Investigating the genetic basis of multi-scale WPs has become a major issue while the sequence of the Eucalyptus genome is nearing completion [2, 18]. Dissecting the genetic architecture of such complex traits can be addressed by QTL mapping . In Eucalyptus, several QTL studies have focused on wood density [20–22]. Barros et al.  identified molecular markers linked to wood splitting in open-pollinated E. grandis. Thamarus et al.  published the first significant results on the genetic architecture of WPs using high throughput phenotyping methods to detect QTLs for fibre length, cellulose, pulp yield and microfibril angle (MFA) in E. globulus. Three QTLs (wood-fibre, wood density and pulp yield) were detected across two half-sib pedigrees indicating a stable effect of the genetic control across different genetic backgrounds. Rocha et al.  found co-located QTLs for pulp yield and lignin content in an interspecific cross E. grandis × E. urophylla. Similar linkages were reported between pulp yield and cellulose content in E. globulus . More recently, Freeman et al.  discovered several genomic regions of E. globulus affecting physical (density) and chemical wood properties, e.g. co-located QTLs for lignin content, cellulose content and pulp yield. Finally, Thumma et al.  identified QTLs for density, MFA and wood chemical components in E. nitens.

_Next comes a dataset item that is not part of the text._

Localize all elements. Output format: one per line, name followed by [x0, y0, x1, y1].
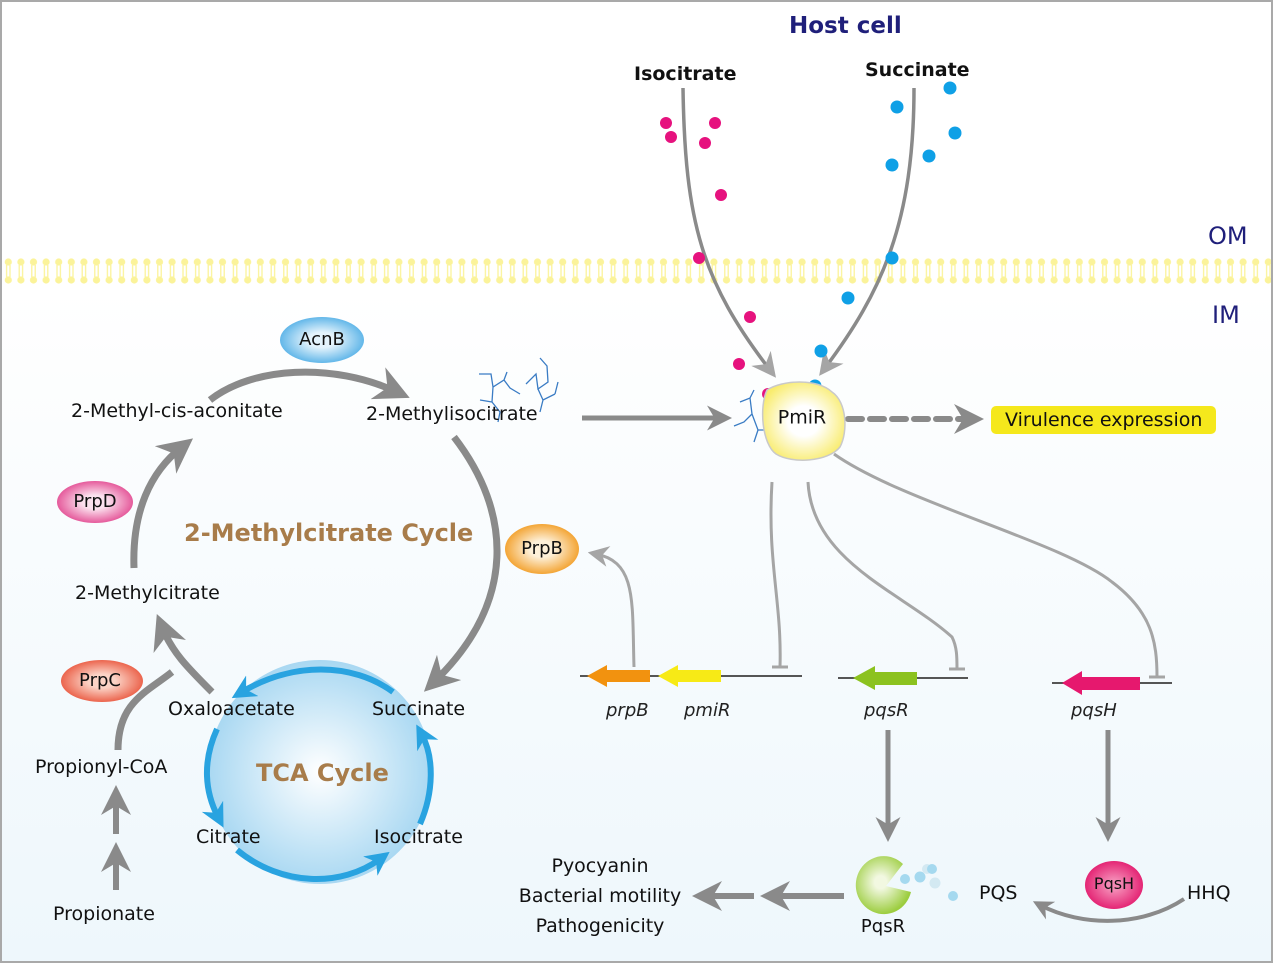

The availability of Eucalyptus sequences in public databases (reviewed in Myburg et al. ) makes it possible to propose functional candidate genes a priori involved in the genetic control of the traits concerned, e.g. structural and regulatory genes involved in lignification for traits related to lignin content and lignin quality. Differentiating secondary xylem libraries  and high-throughput transcriptome sequencing  are also useful sources of functional molecular markers to decipher the nature of QTLs for WPs. Some co-locations between QTLs for wood quality related traits and functional candidate genes have already been reported: e.g. between a transcription factor (EgMYB2) and a QTL for lignin content in E. grandis , between a vascular-expressed Rac-like small GTPase (EgROP1) and lignin composition and fibre morphology in E. urophylla , between the gene encoding a cinnamoyl-CoA reductase (CCR) and a QTL for cellulose content in E. globulus , and between CCR and a QTL for MFA in E. nitens .
In this context, the objectives of this study were two-fold: i) to perform an extensive QTL analysis for a large range of WPs in an interspecific cross of Eucalyptus in order to dissect the genetic architecture of these complex multi-scale traits, ii) to identify positional candidate genes co-locating with WP-QTLs, as the basis of future positional cloning of major QTLs.